Analysis of Gene co-expression network

Gene co-expression network analysis is based on the dynamic change of gene expression, calculates the co-expression relationship between genes, to establish a gene transcription regulatory model, to obtain the relationship between gene expression regulation and control direction, so as to find one or more species at different stages of development, or different tissues under different conditions or treatment of all gene expression regulatory network model and key genes.

Single nucleotide mutation (SNP) found

RNA-SEQ is limited to the detection of sequence variations in exon regions, and it is not possible to detect the sequence variation of intron regions. Although there is some correlation between exon and intron mutation, only whole genome sequencing can capture SNPs from all sources.

The absolute determination of individual mutations is to compare the transcription sequence with the DNA of the species. This distinguishes the skewed expression of the homozygous gene from one of the alleles and can also provide information about the genes that are not expressed in the Transcriptome experiment. An R language named Cummerbund package can be used to generate visualizations of expression charts.

RNA editing (post-transcription changes)

Comparing individual genomes and transcriptome sequences can also help detect post-transcription editing, and if the gene is homozygous, but the gene has a different transcript, it is determined to be post-transcriptional.

Fusion Gene Detection

Because of the different structural modifications in the genome, the fusion gene is concerned by its relationship with cancer. RNA-SEQ's ability to analyze the entire transcriptome for non-discrimination makes it a powerful tool for discovering these common events in cancer research.

The method follows the process of the short transcriptome read comparison to the reference genome, the majority of short read will be compared to a complete exon, there is still a large portion of the explicit sub-exon connection to the known exon, and then further analysis of the remaining not necessarily to read whether match to Exon--exon connections from different genes , which may be a powerful proof of fusion events, however, because of the length of the read, it is actually a coarser approach. Another approach is to use double-ended read, which can be better verified when a potentially large number of double-ended read will be compared to each other at each end of the display (see figure).

Application
    • Transcription structure studies (gene boundary identification, variable shear studies, etc.)

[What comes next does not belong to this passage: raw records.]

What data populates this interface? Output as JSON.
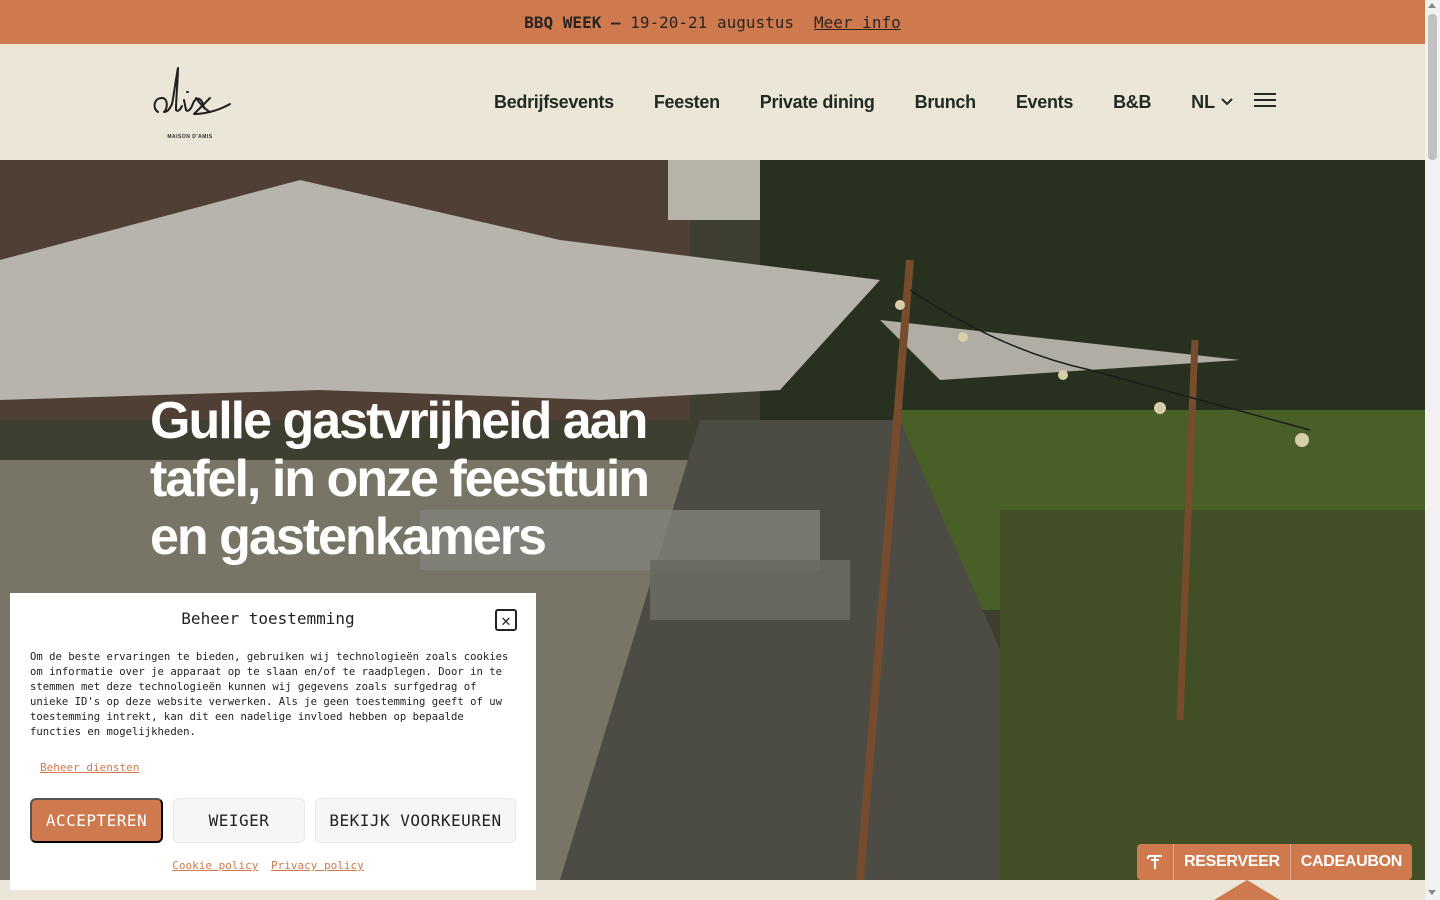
{
  "announcement": {
    "event": "BBQ WEEK",
    "separator": "—",
    "dates": "19-20-21 augustus",
    "link": "Meer info"
  },
  "header": {
    "logo_text": "alix",
    "logo_subtitle": "MAISON D'AMIS",
    "nav": [
      "Bedrijfsevents",
      "Feesten",
      "Private dining",
      "Brunch",
      "Events",
      "B&B"
    ],
    "language": "NL"
  },
  "hero": {
    "title": "Gulle gastvrijheid aan tafel, in onze feesttuin en gastenkamers"
  },
  "consent": {
    "title": "Beheer toestemming",
    "body": "Om de beste ervaringen te bieden, gebruiken wij technologieën zoals cookies om informatie over je apparaat op te slaan en/of te raadplegen. Door in te stemmen met deze technologieën kunnen wij gegevens zoals surfgedrag of unieke ID's op deze website verwerken. Als je geen toestemming geeft of uw toestemming intrekt, kan dit een nadelige invloed hebben op bepaalde functies en mogelijkheden.",
    "manage_link": "Beheer diensten",
    "accept": "ACCEPTEREN",
    "deny": "WEIGER",
    "preferences": "BEKIJK VOORKEUREN",
    "cookie_policy": "Cookie policy",
    "privacy_policy": "Privacy policy"
  },
  "cta": {
    "reserve": "RESERVEER",
    "giftcard": "CADEAUBON"
  },
  "colors": {
    "accent": "#cf7a4e",
    "cream": "#ece6d9",
    "dark_text": "#1f2a22"
  }
}
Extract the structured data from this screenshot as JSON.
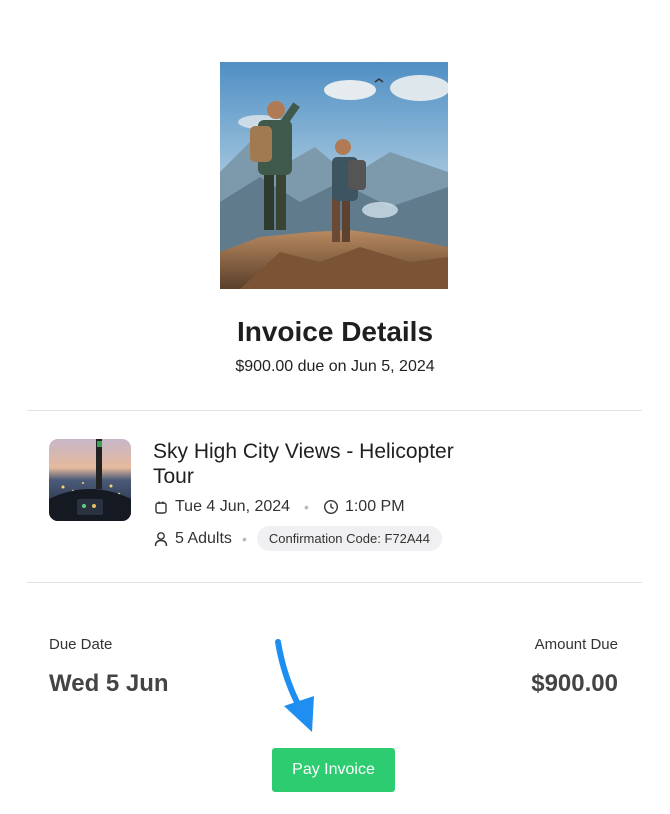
{
  "invoice": {
    "title": "Invoice Details",
    "subtitle": "$900.00 due on Jun 5, 2024"
  },
  "booking": {
    "tour_name": "Sky High City Views - Helicopter Tour",
    "date": "Tue 4 Jun, 2024",
    "time": "1:00 PM",
    "guests": "5 Adults",
    "confirmation": "Confirmation Code: F72A44"
  },
  "summary": {
    "due_date_label": "Due Date",
    "due_date_value": "Wed 5 Jun",
    "amount_label": "Amount Due",
    "amount_value": "$900.00"
  },
  "actions": {
    "pay_label": "Pay Invoice"
  },
  "icons": {
    "date": "calendar-icon",
    "time": "clock-icon",
    "guests": "person-icon",
    "annotation": "arrow-down-icon"
  },
  "colors": {
    "pay_button": "#2ecc71",
    "annotation_arrow": "#1e8ff0"
  }
}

    • Transcription variation studies (e.g. gene fusion, coding area SNP studies)

    • Non-coding Area function study (non-coding RNA, microRNA precursor research, etc.)

    • Study on gene expression level and new transcription findings

Resources

Rna-seq

Chapter III RNA sequencing

Contact Us

The content source of this page is from Internet, which doesn't represent Alibaba Cloud's opinion; products and services mentioned on that page don't have any relationship with Alibaba Cloud. If the content of the page makes you feel confusing, please write us an email, we will handle the problem within 5 days after receiving your email.

If you find any instances of plagiarism from the community, please send an email to: info-contact@alibabacloud.com and provide relevant evidence. A staff member will contact you within 5 working days.

A Free Trial That Lets You Build Big!

Start building with 50+ products and up to 12 months usage for Elastic Compute Service

  • Sales Support

    1 on 1 presale consultation

  • After-Sales Support

    24/7 Technical Support 6 Free Tickets per Quarter Faster Response

  • Alibaba Cloud offers highly flexible support services tailored to meet your exact needs.